You can create book bundles for a series you’ve written. Or maybe you pair a book with a workbook, course, calendar, download, template, or piece of merchandise.
Because Lulu’s direct sales tools connect with the most popular ecommerce platforms, you’ll also be able to take advantage of other selling options from said platforms. Upsell your print book by offering a digital download of a sample chapter for a new book. Create volume discounts when readers buy multiple books.
That flexibility is powerful and helps you meet your reader’s expectations and desires. Not every reader wants the same thing.
Offering paperback, hardcover, ebook, and even audiobooks (with additional resources, Lulu doesn’t offer audiobook publishing at the moment) gives your readers the options they want. And it helps ensure you make a sale.
Build a Sales Strategy You Control
All of these benefits—and the many others I didn’t touch on—come back to control. Creators no longer have to give away control over their work to a publisher. You are the publisher.

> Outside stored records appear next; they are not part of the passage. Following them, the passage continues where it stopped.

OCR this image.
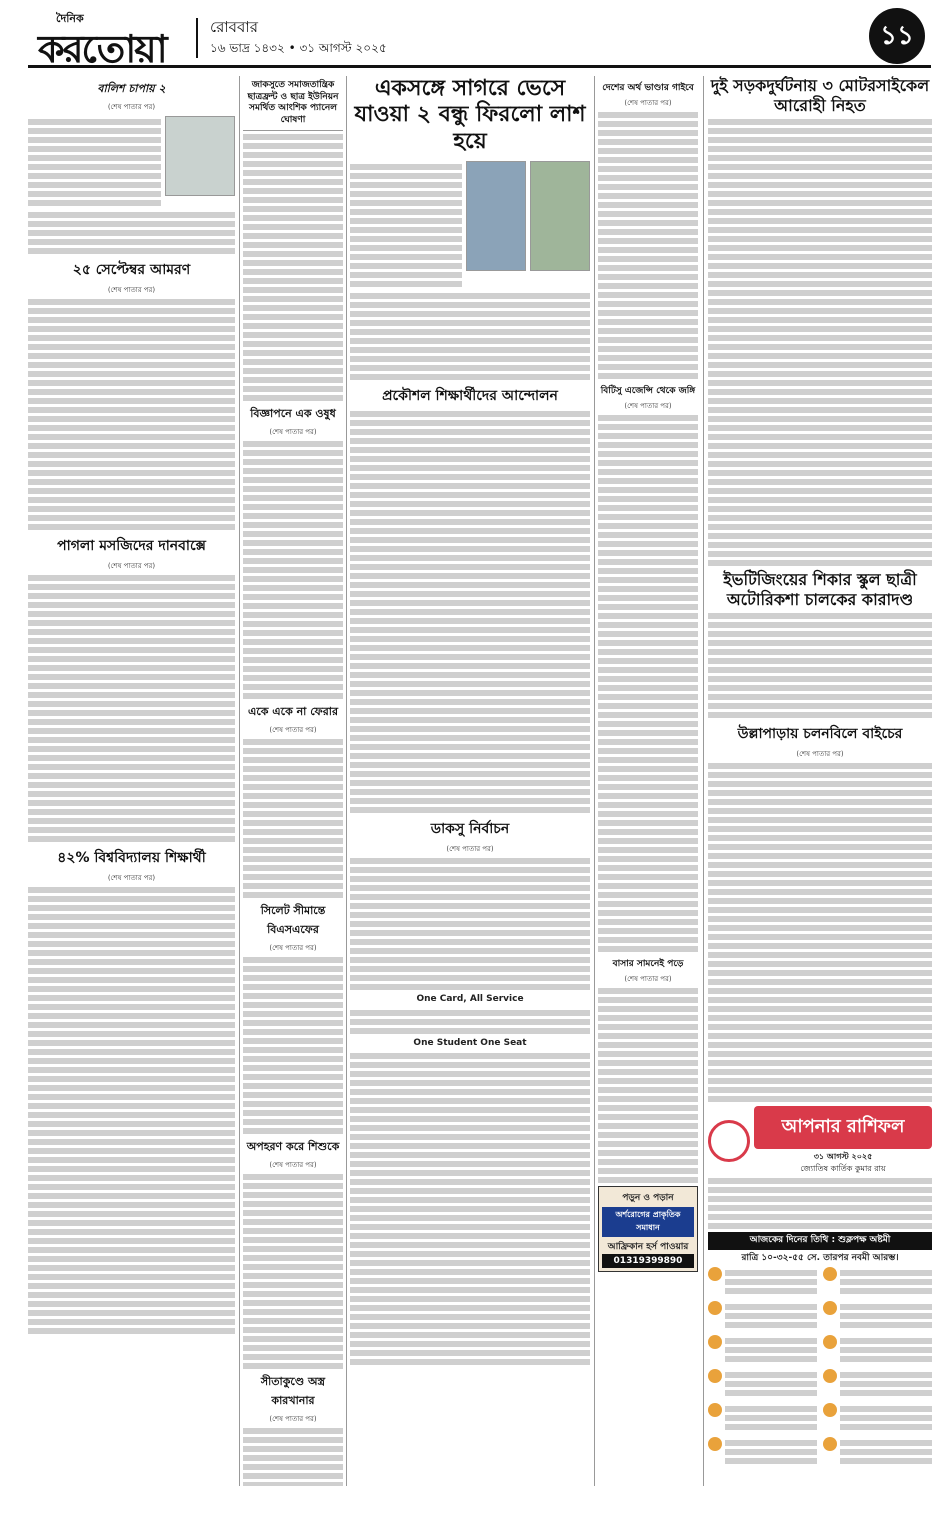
দৈনিক
করতোয়া	রোববার
১৬ ভাদ্র ১৪৩২ • ৩১ আগস্ট ২০২৫	১১
বালিশ চাপায় ২
(শেষ পাতার পর)
২৫ সেপ্টেম্বর আমরণ
(শেষ পাতার পর)
পাগলা মসজিদের দানবাক্সে
(শেষ পাতার পর)
৪২% বিশ্ববিদ্যালয় শিক্ষার্থী
(শেষ পাতার পর)
জাকসুতে সমাজতান্ত্রিক ছাত্রফ্রন্ট ও ছাত্র ইউনিয়ন সমর্থিত আংশিক প্যানেল ঘোষণা
বিজ্ঞাপনে এক ওষুধ
(শেষ পাতার পর)
একে একে না ফেরার
(শেষ পাতার পর)
সিলেট সীমান্তে বিএসএফের
(শেষ পাতার পর)
অপহরণ করে শিশুকে
(শেষ পাতার পর)
সীতাকুণ্ডে অস্ত্র কারখানার
(শেষ পাতার পর)
একসঙ্গে সাগরে ভেসে যাওয়া ২ বন্ধু ফিরলো লাশ হয়ে
প্রকৌশল শিক্ষার্থীদের আন্দোলন
ডাকসু নির্বাচন
(শেষ পাতার পর)

One Card, All Service

One Student One Seat

দেশের অর্থ ভাণ্ডার গাইবে
(শেষ পাতার পর)
বিটিসু এজেন্সি থেকে জঙ্গি
(শেষ পাতার পর)
বাসার সামনেই পড়ে
(শেষ পাতার পর)
পড়ুন ও পড়ান
অর্শরোগের প্রাকৃতিক সমাধান
আফ্রিকান হর্স পাওয়ার
01319399890
দুই সড়কদুর্ঘটনায় ৩ মোটরসাইকেল আরোহী নিহত
ইভটিজিংয়ের শিকার স্কুল ছাত্রী অটোরিকশা চালকের কারাদণ্ড
উল্লাপাড়ায় চলনবিলে বাইচের
(শেষ পাতার পর)
আপনার রাশিফল
৩১ আগস্ট ২০২৫
জ্যোতিষ কার্তিক কুমার রায়
আজকের দিনের তিথি : শুক্লপক্ষ অষ্টমী
রাত্রি ১০-৩২-৫৫ সে. তারপর নবমী আরম্ভ।
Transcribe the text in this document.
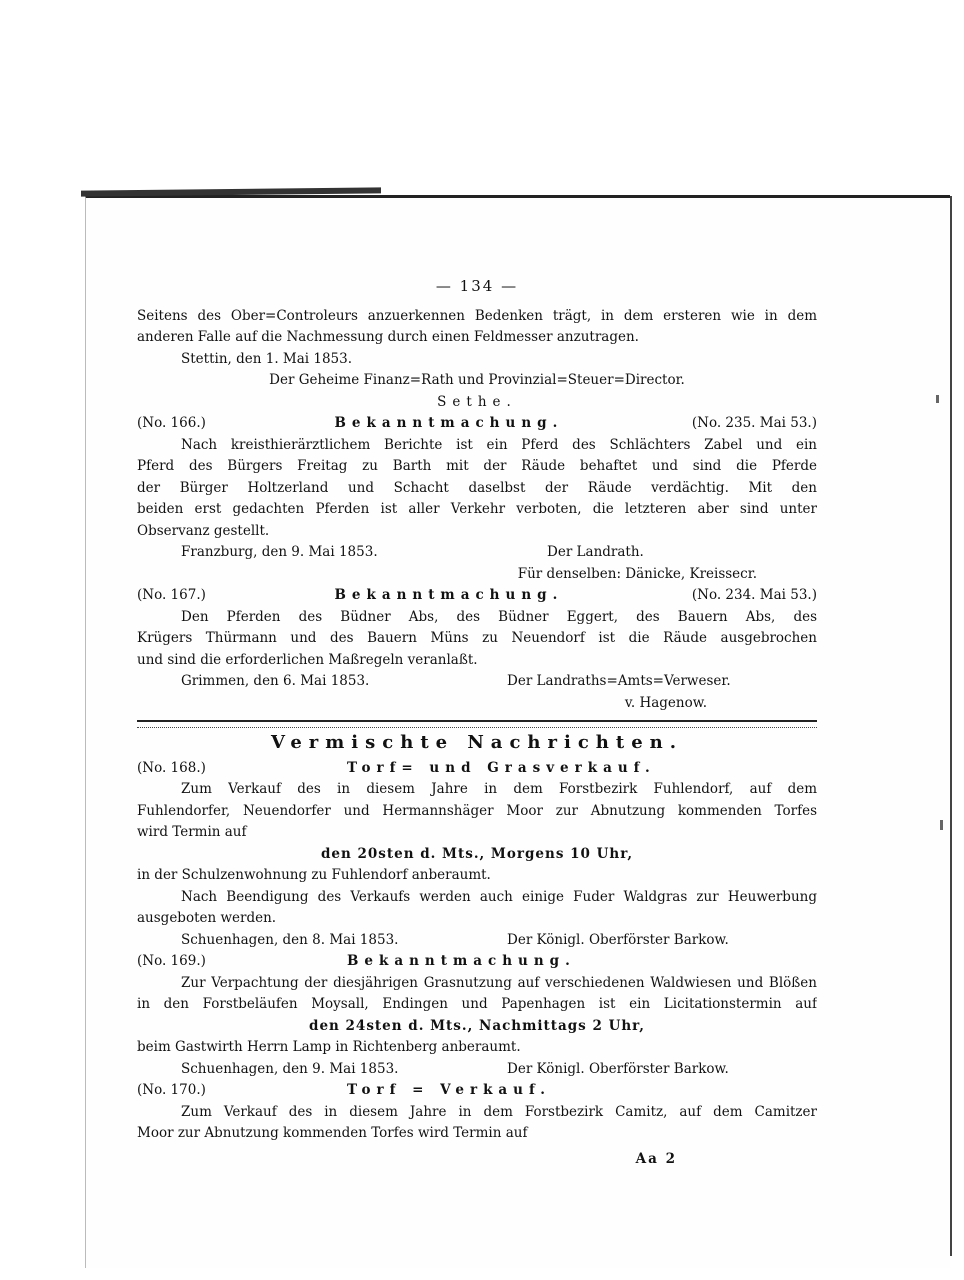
— 134 —
Seitens des Ober=Controleurs anzuerkennen Bedenken trägt, in dem ersteren wie in dem
anderen Falle auf die Nachmessung durch einen Feldmesser anzutragen.
Stettin, den 1. Mai 1853.
Der Geheime Finanz=Rath und Provinzial=Steuer=Director.
Sethe.
(No. 166.)	Bekanntmachung.	(No. 235. Mai 53.)
Nach kreisthierärztlichem Berichte ist ein Pferd des Schlächters Zabel und ein
Pferd des Bürgers Freitag zu Barth mit der Räude behaftet und sind die Pferde
der Bürger Holtzerland und Schacht daselbst der Räude verdächtig. Mit den
beiden erst gedachten Pferden ist aller Verkehr verboten, die letzteren aber sind unter
Observanz gestellt.
Franzburg, den 9. Mai 1853.	Der Landrath.
Für denselben: Dänicke, Kreissecr.
(No. 167.)	Bekanntmachung.	(No. 234. Mai 53.)
Den Pferden des Büdner Abs, des Büdner Eggert, des Bauern Abs, des
Krügers Thürmann und des Bauern Müns zu Neuendorf ist die Räude ausgebrochen
und sind die erforderlichen Maßregeln veranlaßt.
Grimmen, den 6. Mai 1853.	Der Landraths=Amts=Verweser.
v. Hagenow.
Vermischte Nachrichten.
(No. 168.)	Torf= und Grasverkauf.
Zum Verkauf des in diesem Jahre in dem Forstbezirk Fuhlendorf, auf dem
Fuhlendorfer, Neuendorfer und Hermannshäger Moor zur Abnutzung kommenden Torfes
wird Termin auf
den 20sten d. Mts., Morgens 10 Uhr,
in der Schulzenwohnung zu Fuhlendorf anberaumt.
Nach Beendigung des Verkaufs werden auch einige Fuder Waldgras zur Heuwerbung
ausgeboten werden.
Schuenhagen, den 8. Mai 1853.	Der Königl. Oberförster Barkow.
(No. 169.)	Bekanntmachung.
Zur Verpachtung der diesjährigen Grasnutzung auf verschiedenen Waldwiesen und Blößen
in den Forstbeläufen Moysall, Endingen und Papenhagen ist ein Licitationstermin auf
den 24sten d. Mts., Nachmittags 2 Uhr,
beim Gastwirth Herrn Lamp in Richtenberg anberaumt.
Schuenhagen, den 9. Mai 1853.	Der Königl. Oberförster Barkow.
(No. 170.)	Torf = Verkauf.
Zum Verkauf des in diesem Jahre in dem Forstbezirk Camitz, auf dem Camitzer
Moor zur Abnutzung kommenden Torfes wird Termin auf
Aa 2
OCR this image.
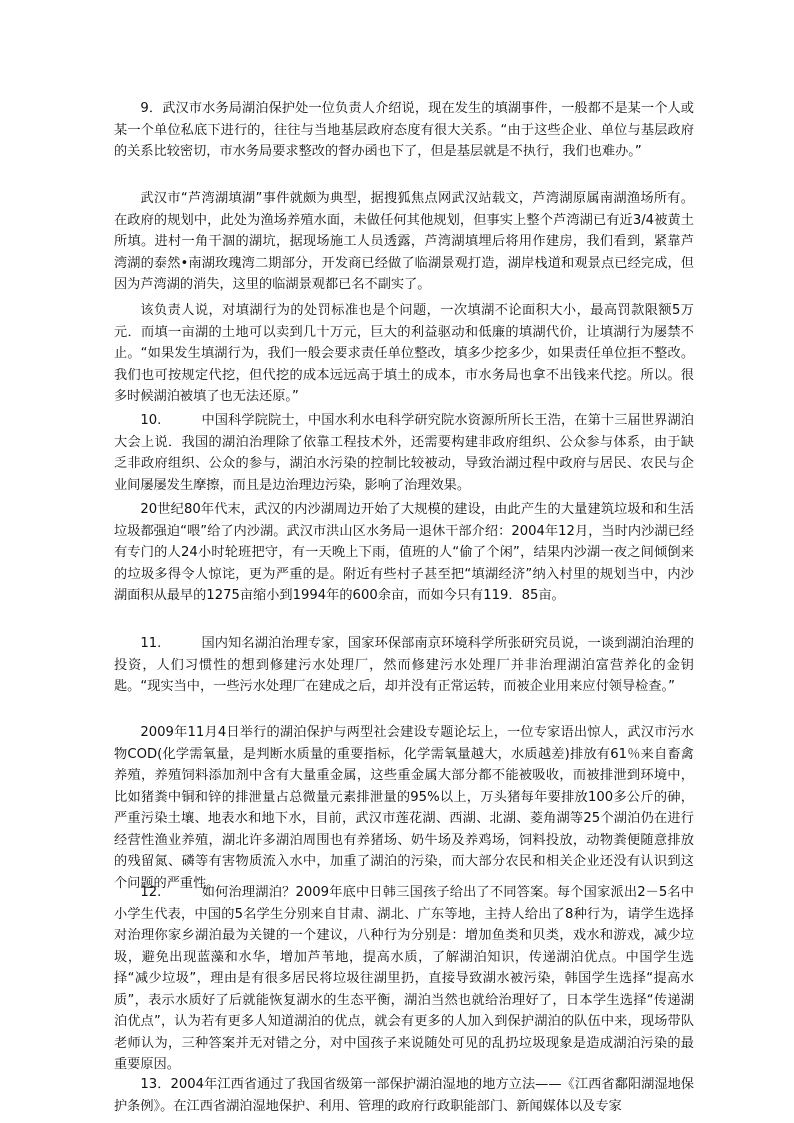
9．武汉市水务局湖泊保护处一位负责人介绍说，现在发生的填湖事件，一般都不是某一个人或某一个单位私底下进行的，往往与当地基层政府态度有很大关系。“由于这些企业、单位与基层政府的关系比较密切，市水务局要求整改的督办函也下了，但是基层就是不执行，我们也难办。”

武汉市“芦湾湖填湖”事件就颇为典型，据搜狐焦点网武汉站载文，芦湾湖原属南湖渔场所有。在政府的规划中，此处为渔场养殖水面，未做任何其他规划，但事实上整个芦湾湖已有近3/4被黄土所填。进村一角干涸的湖坑，据现场施工人员透露，芦湾湖填埋后将用作建房，我们看到，紧靠芦湾湖的泰然•南湖玫瑰湾二期部分，开发商已经做了临湖景观打造，湖岸栈道和观景点已经完成，但因为芦湾湖的消失，这里的临湖景观都已名不副实了。

该负责人说，对填湖行为的处罚标准也是个问题，一次填湖不论面积大小，最高罚款限额5万元．而填一亩湖的土地可以卖到几十万元，巨大的利益驱动和低廉的填湖代价，让填湖行为屡禁不止。“如果发生填湖行为，我们一般会要求责任单位整改，填多少挖多少，如果责任单位拒不整改。我们也可按规定代挖，但代挖的成本远远高于填土的成本，市水务局也拿不出钱来代挖。所以。很多时候湖泊被填了也无法还原。”

10.　　　中国科学院院士，中国水利水电科学研究院水资源所所长王浩，在第十三届世界湖泊大会上说．我国的湖泊治理除了依靠工程技术外，还需要构建非政府组织、公众参与体系，由于缺乏非政府组织、公众的参与，湖泊水污染的控制比较被动，导致治湖过程中政府与居民、农民与企业间屡屡发生摩擦，而且是边治理边污染，影响了治理效果。

20世纪80年代末，武汉的内沙湖周边开始了大规模的建设，由此产生的大量建筑垃圾和和生活垃圾都强迫“喂”给了内沙湖。武汉市洪山区水务局一退休干部介绍：2004年12月，当时内沙湖已经有专门的人24小时轮班把守，有一天晚上下雨，值班的人“偷了个闲”，结果内沙湖一夜之间倾倒来的垃圾多得令人惊诧，更为严重的是。附近有些村子甚至把“填湖经济”纳入村里的规划当中，内沙湖面积从最早的1275亩缩小到1994年的600余亩，而如今只有119．85亩。

11.　　　国内知名湖泊治理专家，国家环保部南京环境科学所张研究员说，一谈到湖泊治理的投资，人们习惯性的想到修建污水处理厂，然而修建污水处理厂并非治理湖泊富营养化的金钥匙。“现实当中，一些污水处理厂在建成之后，却并没有正常运转，而被企业用来应付领导检查。”

2009年11月4日举行的湖泊保护与两型社会建设专题论坛上，一位专家语出惊人，武汉市污水物COD(化学需氧量，是判断水质量的重要指标，化学需氧量越大，水质越差)排放有61％来自畜禽养殖，养殖饲料添加剂中含有大量重金属，这些重金属大部分都不能被吸收，而被排泄到环境中，比如猪粪中铜和锌的排泄量占总微量元素排泄量的95%以上，万头猪每年要排放100多公斤的砷，严重污染土壤、地表水和地下水，目前，武汉市莲花湖、西湖、北湖、菱角湖等25个湖泊仍在进行经营性渔业养殖，湖北许多湖泊周围也有养猪场、奶牛场及养鸡场，饲料投放，动物粪便随意排放的残留氮、磷等有害物质流入水中，加重了湖泊的污染，而大部分农民和相关企业还没有认识到这个问题的严重性。

12.　　　如何治理湖泊？2009年底中日韩三国孩子给出了不同答案。每个国家派出2－5名中小学生代表，中国的5名学生分别来自甘肃、湖北、广东等地，主持人给出了8种行为，请学生选择对治理你家乡湖泊最为关键的一个建议，八种行为分别是：增加鱼类和贝类，戏水和游戏，减少垃圾，避免出现蓝藻和水华，增加芦苇地，提高水质，了解湖泊知识，传递湖泊优点。中国学生选择“减少垃圾”，理由是有很多居民将垃圾往湖里扔，直接导致湖水被污染，韩国学生选择“提高水质”，表示水质好了后就能恢复湖水的生态平衡，湖泊当然也就给治理好了，日本学生选择“传递湖泊优点”，认为若有更多人知道湖泊的优点，就会有更多的人加入到保护湖泊的队伍中来，现场带队老师认为，三种答案并无对错之分，对中国孩子来说随处可见的乱扔垃圾现象是造成湖泊污染的最重要原因。

13．2004年江西省通过了我国省级第一部保护湖泊湿地的地方立法——《江西省鄱阳湖湿地保护条例》。在江西省湖泊湿地保护、利用、管理的政府行政职能部门、新闻媒体以及专家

That said, selling direct is not a replacement for other book sales channels. It’s a way to build control into your publishing strategy and improve the longevity of your business by building direct relationships.
The goal is not to completely ditch retailers. Amazon still has a place in your toolbox of selling options. But what you do want to do is avoid depending on any single retailer for your entire book business.
The real value of selling books directly is control. The value of selling through retailers is reach. Keep that distinction in mind as you develop your book sales strategies.